Ironically, it was this kind of self-doubt that made Gerecke perfect for the job. Townsend writes that the Nazis killed 11 million noncombatants. Six million of those were killed just for being Jewish. Gerecke took the experience from his city mission years with him to Nuremberg, where, says Townsend, he made a conscious choice to remember that before their alliance with Adolf Hitler and before all the atrocities that followed, the defendants "had all been boys once...."
Hans Fritzsche, who was on trial as Hitler's radio propaganda chief, later said, "Pastor Gerecke's view was that in his domain God alone was Judge, and the question of earthly guilt therefore had no significance so far as he was concerned. His only duty was the care of souls ..., a battle for the souls of men standing beneath the shadow of the gallows."

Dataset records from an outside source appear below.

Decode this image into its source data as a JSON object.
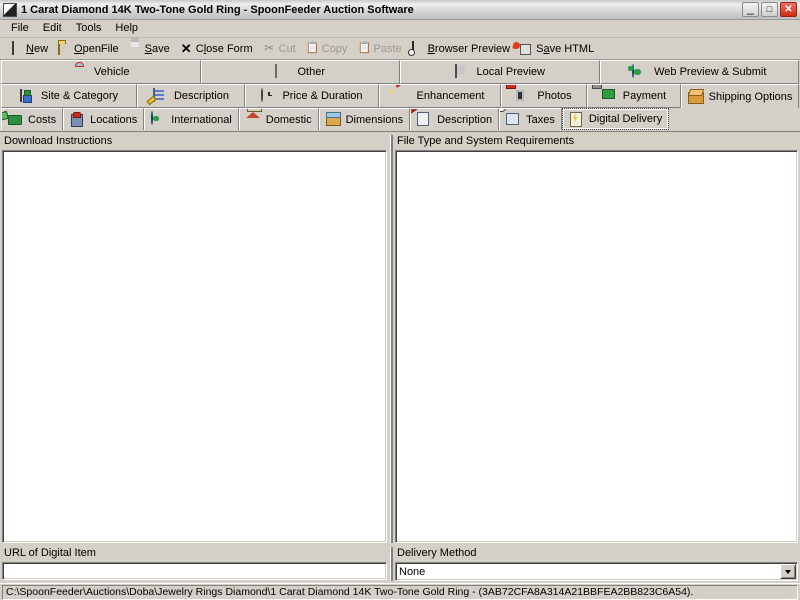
{
  "window": {
    "title": "1 Carat Diamond 14K Two-Tone Gold Ring - SpoonFeeder Auction Software",
    "app_icon": "app-icon",
    "minimize_label": "_",
    "maximize_label": "□",
    "close_label": "✕"
  },
  "menu": {
    "items": [
      {
        "label": "File"
      },
      {
        "label": "Edit"
      },
      {
        "label": "Tools"
      },
      {
        "label": "Help"
      }
    ]
  },
  "toolbar": {
    "buttons": [
      {
        "label": "New",
        "accel": "N",
        "icon": "new-page-icon",
        "enabled": true
      },
      {
        "label": "OpenFile",
        "accel": "O",
        "icon": "open-folder-icon",
        "enabled": true
      },
      {
        "label": "Save",
        "accel": "S",
        "icon": "save-disk-icon",
        "enabled": true
      },
      {
        "label": "Close Form",
        "accel": "l",
        "icon": "close-x-icon",
        "enabled": true
      },
      {
        "label": "Cut",
        "accel": "",
        "icon": "scissors-icon",
        "enabled": false
      },
      {
        "label": "Copy",
        "accel": "",
        "icon": "copy-icon",
        "enabled": false
      },
      {
        "label": "Paste",
        "accel": "",
        "icon": "paste-icon",
        "enabled": false
      },
      {
        "label": "Browser Preview",
        "accel": "B",
        "icon": "browser-preview-icon",
        "enabled": true
      },
      {
        "label": "Save HTML",
        "accel": "a",
        "icon": "save-html-icon",
        "enabled": true
      }
    ]
  },
  "tabs_row1": [
    {
      "label": "Vehicle",
      "icon": "car-icon",
      "active": false
    },
    {
      "label": "Other",
      "icon": "barcode-icon",
      "active": false
    },
    {
      "label": "Local Preview",
      "icon": "monitor-icon",
      "active": false
    },
    {
      "label": "Web Preview & Submit",
      "icon": "globe-icon",
      "active": false
    }
  ],
  "tabs_row2": [
    {
      "label": "Site & Category",
      "icon": "site-category-icon",
      "active": false
    },
    {
      "label": "Description",
      "icon": "description-edit-icon",
      "active": false
    },
    {
      "label": "Price & Duration",
      "icon": "clock-icon",
      "active": false
    },
    {
      "label": "Enhancement",
      "icon": "magic-wand-icon",
      "active": false
    },
    {
      "label": "Photos",
      "icon": "photos-film-icon",
      "active": false
    },
    {
      "label": "Payment",
      "icon": "payment-money-icon",
      "active": false
    },
    {
      "label": "Shipping Options",
      "icon": "shipping-box-icon",
      "active": true
    }
  ],
  "tabs_row3": [
    {
      "label": "Costs",
      "icon": "money-costs-icon",
      "active": false
    },
    {
      "label": "Locations",
      "icon": "location-building-icon",
      "active": false
    },
    {
      "label": "International",
      "icon": "globe-international-icon",
      "active": false
    },
    {
      "label": "Domestic",
      "icon": "home-domestic-icon",
      "active": false
    },
    {
      "label": "Dimensions",
      "icon": "dimensions-box-icon",
      "active": false
    },
    {
      "label": "Description",
      "icon": "description-pencil-icon",
      "active": false
    },
    {
      "label": "Taxes",
      "icon": "taxes-icon",
      "active": false
    },
    {
      "label": "Digital Delivery",
      "icon": "digital-delivery-icon",
      "active": true
    }
  ],
  "form": {
    "download_instructions": {
      "label": "Download Instructions",
      "value": ""
    },
    "file_type_requirements": {
      "label": "File Type and System Requirements",
      "value": ""
    },
    "url_of_digital_item": {
      "label": "URL of Digital Item",
      "value": "",
      "placeholder": ""
    },
    "delivery_method": {
      "label": "Delivery Method",
      "value": "None",
      "dropdown_icon": "chevron-down-icon"
    }
  },
  "statusbar": {
    "path": "C:\\SpoonFeeder\\Auctions\\Doba\\Jewelry Rings Diamond\\1 Carat Diamond 14K Two-Tone Gold Ring - (3AB72CFA8A314A21BBFEA2BB823C6A54)."
  },
  "colors": {
    "window_face": "#d4d0c8",
    "field_bg": "#ffffff",
    "close_button": "#cc2b16",
    "text": "#000000"
  }
}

Ten high-ranking Nazi officials were executed and one committed suicide as a result of that first, historic war crimes trial. Townsend writes that Gerecke was convinced they "were 'men of intelligence and ability' who, in different circumstances, could have been 'a blessing to the world instead of a curse.'"
In Mission at Nuremberg, Townsend sheds light on a little-known player in an iconic episode of world history. With extensive and varied sources and thorough research behind it, the book is a well-written study about a subject matter that can't help but hold a reader's attention. It sparks the age-old debate about evil that will continue to rage until the end of time. It also subliminally reinforces the idea that no one can truly know the condition of another's soul. That remains privileged information, reserved exclusively for every individual and his or her maker.